PRINCIPLES OF JOURNALISM (written by "real journalists" - by the way)
http://www.journalism.org/resources/principles
5. IT MUST SERVE AS AN INDEPENDENT MONITOR OF POWER
Journalism has an unusual capacity to serve as watchdog over those whose power and position most affect citizens. The Founders recognized this to be a rampart against despotism when they ensured an independent press; courts have affirmed it; citizens rely on it. As journalists, we have an obligation to protect this watchdog freedom by not demeaning it in frivolous use or exploiting it for commercial gain.
Greenwald's tiresome, humorless demeanor was annoying. He needs to hang out with Eric Alterman. They can share their joyless disappointment with the world.
I'm sure there is some abstract obligation of journalists to monitor power. But I'm weary of journalists who apoint themselves protectors of the public good. Because somewhere deep in their souls, they believe it's wrong to report good news- even if it happens to be true.

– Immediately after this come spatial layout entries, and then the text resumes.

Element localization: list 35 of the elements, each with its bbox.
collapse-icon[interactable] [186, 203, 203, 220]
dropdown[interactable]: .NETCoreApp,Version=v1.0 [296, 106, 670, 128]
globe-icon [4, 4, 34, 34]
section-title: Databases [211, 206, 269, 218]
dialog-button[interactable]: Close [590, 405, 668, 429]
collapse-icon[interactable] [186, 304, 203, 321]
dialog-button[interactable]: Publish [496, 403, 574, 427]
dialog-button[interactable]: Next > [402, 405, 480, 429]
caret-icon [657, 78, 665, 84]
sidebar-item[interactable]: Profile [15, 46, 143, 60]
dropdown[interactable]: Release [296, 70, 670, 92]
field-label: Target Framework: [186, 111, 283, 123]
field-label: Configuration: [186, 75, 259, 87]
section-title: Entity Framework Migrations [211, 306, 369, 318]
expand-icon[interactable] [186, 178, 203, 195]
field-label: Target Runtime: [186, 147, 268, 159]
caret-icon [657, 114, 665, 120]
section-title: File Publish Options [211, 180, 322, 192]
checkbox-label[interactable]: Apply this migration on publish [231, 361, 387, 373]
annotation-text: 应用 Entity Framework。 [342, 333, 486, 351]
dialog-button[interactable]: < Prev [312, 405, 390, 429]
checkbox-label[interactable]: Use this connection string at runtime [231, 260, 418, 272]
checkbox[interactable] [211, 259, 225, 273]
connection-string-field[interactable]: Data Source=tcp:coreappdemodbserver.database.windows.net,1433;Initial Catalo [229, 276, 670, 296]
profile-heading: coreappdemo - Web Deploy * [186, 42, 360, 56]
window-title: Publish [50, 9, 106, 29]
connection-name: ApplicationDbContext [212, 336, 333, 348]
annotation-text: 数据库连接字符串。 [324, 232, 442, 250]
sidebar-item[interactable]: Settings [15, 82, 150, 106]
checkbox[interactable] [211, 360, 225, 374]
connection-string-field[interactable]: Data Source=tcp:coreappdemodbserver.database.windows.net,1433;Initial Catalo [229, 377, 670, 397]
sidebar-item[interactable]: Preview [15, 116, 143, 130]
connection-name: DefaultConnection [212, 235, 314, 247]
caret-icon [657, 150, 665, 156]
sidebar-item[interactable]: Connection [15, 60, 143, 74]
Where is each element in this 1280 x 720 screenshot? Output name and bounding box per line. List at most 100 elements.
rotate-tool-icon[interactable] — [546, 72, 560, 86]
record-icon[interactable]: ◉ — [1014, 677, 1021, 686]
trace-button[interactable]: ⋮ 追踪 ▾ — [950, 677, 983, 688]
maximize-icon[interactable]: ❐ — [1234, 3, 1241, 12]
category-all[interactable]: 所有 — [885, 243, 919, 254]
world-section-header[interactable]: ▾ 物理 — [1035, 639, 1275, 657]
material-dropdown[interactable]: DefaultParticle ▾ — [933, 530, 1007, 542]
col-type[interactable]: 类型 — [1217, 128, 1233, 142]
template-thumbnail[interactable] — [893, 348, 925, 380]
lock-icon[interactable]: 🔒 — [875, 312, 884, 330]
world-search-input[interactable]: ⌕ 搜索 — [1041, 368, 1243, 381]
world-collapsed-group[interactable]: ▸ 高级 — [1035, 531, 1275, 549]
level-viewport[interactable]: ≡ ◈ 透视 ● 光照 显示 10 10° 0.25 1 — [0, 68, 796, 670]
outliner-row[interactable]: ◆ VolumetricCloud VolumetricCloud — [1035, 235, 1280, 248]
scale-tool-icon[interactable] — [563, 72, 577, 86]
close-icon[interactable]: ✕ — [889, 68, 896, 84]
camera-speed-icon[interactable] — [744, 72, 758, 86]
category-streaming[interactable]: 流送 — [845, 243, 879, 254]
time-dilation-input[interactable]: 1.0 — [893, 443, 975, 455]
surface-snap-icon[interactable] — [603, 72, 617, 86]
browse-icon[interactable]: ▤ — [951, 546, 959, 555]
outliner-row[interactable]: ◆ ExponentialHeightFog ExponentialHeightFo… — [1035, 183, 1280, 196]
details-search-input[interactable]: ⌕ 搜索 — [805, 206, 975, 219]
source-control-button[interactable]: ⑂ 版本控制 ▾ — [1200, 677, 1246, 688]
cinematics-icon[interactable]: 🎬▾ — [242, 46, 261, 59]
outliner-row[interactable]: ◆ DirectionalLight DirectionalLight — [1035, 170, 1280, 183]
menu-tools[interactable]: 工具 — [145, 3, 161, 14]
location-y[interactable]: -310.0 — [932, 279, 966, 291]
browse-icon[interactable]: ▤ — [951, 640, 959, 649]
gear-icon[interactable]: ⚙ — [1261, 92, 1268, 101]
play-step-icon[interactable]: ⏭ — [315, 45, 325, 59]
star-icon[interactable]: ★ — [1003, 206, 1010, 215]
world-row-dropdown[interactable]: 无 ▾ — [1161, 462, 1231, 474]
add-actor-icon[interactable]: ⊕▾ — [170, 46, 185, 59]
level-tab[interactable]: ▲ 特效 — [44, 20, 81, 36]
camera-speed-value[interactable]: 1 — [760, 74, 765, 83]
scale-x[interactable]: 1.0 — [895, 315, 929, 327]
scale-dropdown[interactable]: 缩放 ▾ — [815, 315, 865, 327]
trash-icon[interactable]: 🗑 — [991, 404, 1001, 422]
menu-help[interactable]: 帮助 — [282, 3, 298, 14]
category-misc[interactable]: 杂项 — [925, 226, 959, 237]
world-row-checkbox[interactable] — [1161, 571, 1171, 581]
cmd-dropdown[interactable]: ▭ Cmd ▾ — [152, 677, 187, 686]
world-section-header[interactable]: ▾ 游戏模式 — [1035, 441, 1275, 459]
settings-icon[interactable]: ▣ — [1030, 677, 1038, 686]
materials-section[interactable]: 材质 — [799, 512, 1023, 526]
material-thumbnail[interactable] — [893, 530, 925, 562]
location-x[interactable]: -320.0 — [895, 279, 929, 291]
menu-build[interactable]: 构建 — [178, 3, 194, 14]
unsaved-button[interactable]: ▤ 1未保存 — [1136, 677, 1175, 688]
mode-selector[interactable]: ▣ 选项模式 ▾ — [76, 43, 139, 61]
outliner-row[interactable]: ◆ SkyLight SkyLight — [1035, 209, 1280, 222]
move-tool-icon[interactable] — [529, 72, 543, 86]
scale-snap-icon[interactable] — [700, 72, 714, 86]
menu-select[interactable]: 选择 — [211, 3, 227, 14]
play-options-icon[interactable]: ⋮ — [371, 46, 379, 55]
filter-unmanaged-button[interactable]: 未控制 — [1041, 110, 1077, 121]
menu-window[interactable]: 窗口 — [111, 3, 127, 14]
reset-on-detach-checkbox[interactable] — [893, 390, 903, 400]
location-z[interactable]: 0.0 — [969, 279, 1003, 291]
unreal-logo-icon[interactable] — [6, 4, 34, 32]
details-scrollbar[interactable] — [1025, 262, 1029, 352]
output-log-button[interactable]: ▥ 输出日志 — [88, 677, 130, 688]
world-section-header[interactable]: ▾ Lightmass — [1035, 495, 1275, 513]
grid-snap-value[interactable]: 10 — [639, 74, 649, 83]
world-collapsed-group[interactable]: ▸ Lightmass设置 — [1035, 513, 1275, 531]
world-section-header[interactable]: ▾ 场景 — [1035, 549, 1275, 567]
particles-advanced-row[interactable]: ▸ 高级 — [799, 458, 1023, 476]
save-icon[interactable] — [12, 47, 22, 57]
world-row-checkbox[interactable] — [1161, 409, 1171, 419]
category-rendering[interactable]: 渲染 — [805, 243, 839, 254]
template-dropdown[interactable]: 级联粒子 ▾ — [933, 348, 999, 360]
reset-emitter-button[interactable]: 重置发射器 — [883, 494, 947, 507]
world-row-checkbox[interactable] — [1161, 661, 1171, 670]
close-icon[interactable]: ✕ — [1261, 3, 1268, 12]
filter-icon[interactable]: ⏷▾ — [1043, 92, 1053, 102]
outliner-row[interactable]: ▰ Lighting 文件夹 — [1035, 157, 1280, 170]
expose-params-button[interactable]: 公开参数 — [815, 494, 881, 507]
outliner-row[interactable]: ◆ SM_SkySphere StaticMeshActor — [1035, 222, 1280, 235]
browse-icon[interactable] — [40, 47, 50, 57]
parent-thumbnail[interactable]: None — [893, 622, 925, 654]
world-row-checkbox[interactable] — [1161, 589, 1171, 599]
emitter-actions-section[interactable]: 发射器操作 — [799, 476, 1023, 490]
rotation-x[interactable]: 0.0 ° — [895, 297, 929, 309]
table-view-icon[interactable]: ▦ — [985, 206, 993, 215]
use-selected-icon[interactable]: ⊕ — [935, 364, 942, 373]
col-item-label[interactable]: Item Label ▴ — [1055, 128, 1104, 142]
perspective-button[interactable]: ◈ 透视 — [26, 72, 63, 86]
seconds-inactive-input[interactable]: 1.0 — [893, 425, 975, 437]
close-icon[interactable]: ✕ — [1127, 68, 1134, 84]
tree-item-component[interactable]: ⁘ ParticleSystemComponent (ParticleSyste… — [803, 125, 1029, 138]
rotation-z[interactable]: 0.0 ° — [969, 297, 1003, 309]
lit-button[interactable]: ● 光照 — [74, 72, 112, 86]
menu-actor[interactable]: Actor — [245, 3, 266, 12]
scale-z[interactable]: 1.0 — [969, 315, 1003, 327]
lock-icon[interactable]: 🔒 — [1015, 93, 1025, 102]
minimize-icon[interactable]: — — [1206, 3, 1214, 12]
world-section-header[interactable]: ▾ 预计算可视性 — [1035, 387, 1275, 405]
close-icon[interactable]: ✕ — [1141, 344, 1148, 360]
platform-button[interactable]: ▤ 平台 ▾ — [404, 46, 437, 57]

Glenn may not think that the Reverend Wright story is important, but many people do. Glenn may think it's really important to talk about John Yoo... but not everyone does. The government's policy on torture is important, but the guy who wrote the legal brief isn't so important, per se.
If he wants to complain about trivial news, he should be complaining about celebrity news... that's even more trivial than Obama's bowling score.